XXI

Querido amigo,

A vida social regressou. No meu jogging matinal cruzei-me com o Dr. Viana e convidei-o, e à mulher, para tomar chá. Passei o resto do dia a dar um ar decente à minha toca, arrumando papéis e livros, limpando migalhas, lavando loiça.

Às cinco horas em ponto, chegaram com os seus sorrisos suaves e um bolo de laranja. Elogiaram a casa e o chá que lhes preparei, sentámo-nos e fizemos a conversa expectável de pessoas cosmopolitas e sofisticadas que somos. Os temas fluíam sem dificuldade. Ela é entusiasta e emotiva e ele tem humor e muita cultura. Contudo, basta mencionar o seu filho para que ocorra uma metamorfose. Isso faz-me suspeitar ainda de que ocorreu alguma coisa grave ou mesmo tremenda entre eles e o filho viajante. Se por um lado a mãe agradece qualquer oportunidade de palrar sobre o filho, por outro o marido parece vigiar o seu discurso chegando mesmo a interrompê-la e a mudar de assunto. É tudo um pouco edipiano e bizarro, o que me dá pena porque as migalhas de informação que ainda consegui sacar da mãe mostram um miúdo fascinante. Não só é um viajante à moda antiga como parece ter uma paixão por cartas quase tão febril como a minha. Perguntei se eles se importavam de que eu escrevesse ao seu filho. Ela sorriu e pareceu-me que ia responder de forma afirmativa, mas o marido interrompeu-a mais uma vez e, na sua forma suave e tranquila de falar, na sua autoridade de médico que descreve passo a passo o tratamento e os efeitos secundários, explicou-me a impossibilidade de eu me corresponder com o seu filho, pelo menos por enquanto. As razões que avançou eram todas, como seria de esperar, sensatas e justas. A própria mulher mudou de expressão e anuiu significativamente ao ouvi-las. Como consegues imaginar, tudo isto contribui para adensar o mistério e deixa-me morto de curiosidade.
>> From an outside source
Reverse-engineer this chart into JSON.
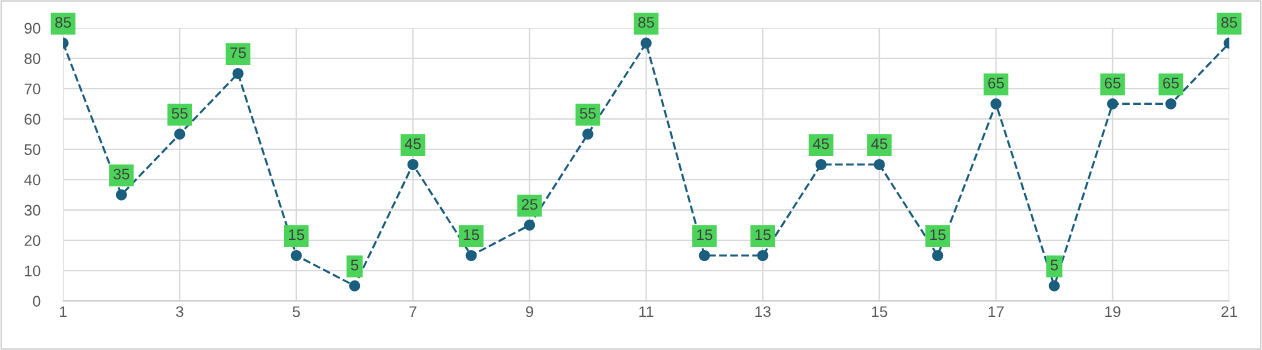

O reverso da medalha é a especulação delicada que o casal Viana faz sobre o meu exílio. Também eles se apercebem de que existe toda uma história tremenda e também eles vão tentando, como se diz, tirar nabos da púcara. Eu tenho a vantagem de ser só um e de estar unido comigo mesmo, deflectindo as suas inquirições com facilidade, às vezes mesmo com gozo.

Por outro lado, quando eles se foram embora fiquei com alguma pena de que usemos todos estes subterfúgios, mentiras, máscaras. Pus-me a pensar em como seria se dissesse a verdade, se revelasse tudo o que aconteceu. Não só a eles mas também a Hector, ao senhor Joaquim e a quem mais desejar. Não duvido de que, tal como eu tenho as minhas imaginativas teorias sobre o que aconteceu entre o filho Viana e os seus pais, também correm por aí histórias mais ou menos sórdidas sobre mim.

O teu amigo psiquiatra escreveu-me. Também ele quer que eu fale sobre aquilo-que-aconteceu, mesmo que por carta. Pretende, por certo, um grande breakthrough, uma cena de choro no divã, a redenção pela revelação. Mas, se eu fizesse isso, como iria ele estender-me os lenços de papel para limpar as lágrimas? Qual é a maneira epistolar de fazer tal coisa? Contudo, não te preocupes: como forma de te agradecer (e espero que compreendas quão vasto é o agradecimento) e por respeito a um psiquiatra que tenta fazer diagnósticos e terapia por carta, responderei às suas cartas como respondo às tuas.

Em anexo segue uma pequena lista de livros e dois ou três nomes de pessoas de quem preciso de saber as moradas; sei que os teus fabulosos dotes detectivescos serão capazes de as descobrir. És o meu Sherlock sem Holmes, o meu Poirot desbigodado, o meu Padre Brown latino.

Muitas das nuances do meu lanche com os Viana ficaram por contar. Suspeito que não os consigo descrever adequadamente. Imagina-o como um aristocrata inglês com uma vida sexual verdadeiramente agradável, naturalmente não com a sua mulher mas com uma freira alemã de visita a Londres. E imagina-a como a Virginia Woolf a tentar desempenhar o papel de uma mãe de família americana numa sitcom. Mas mesmo assim não chega.

Fica para a próxima.

Espero que saibas que não me deito sem pedir a todas as divindades presentes na Enciclopédia Religiosa de Dias Garcia que façam todas as tuas horas leves e mantenham pão estaladiço na tua mesa e champôs com amaciador no teu duche, e que abençoem a tua família com mel, ouro, saúde e a certeza de que vivemos no melhor dos mundos.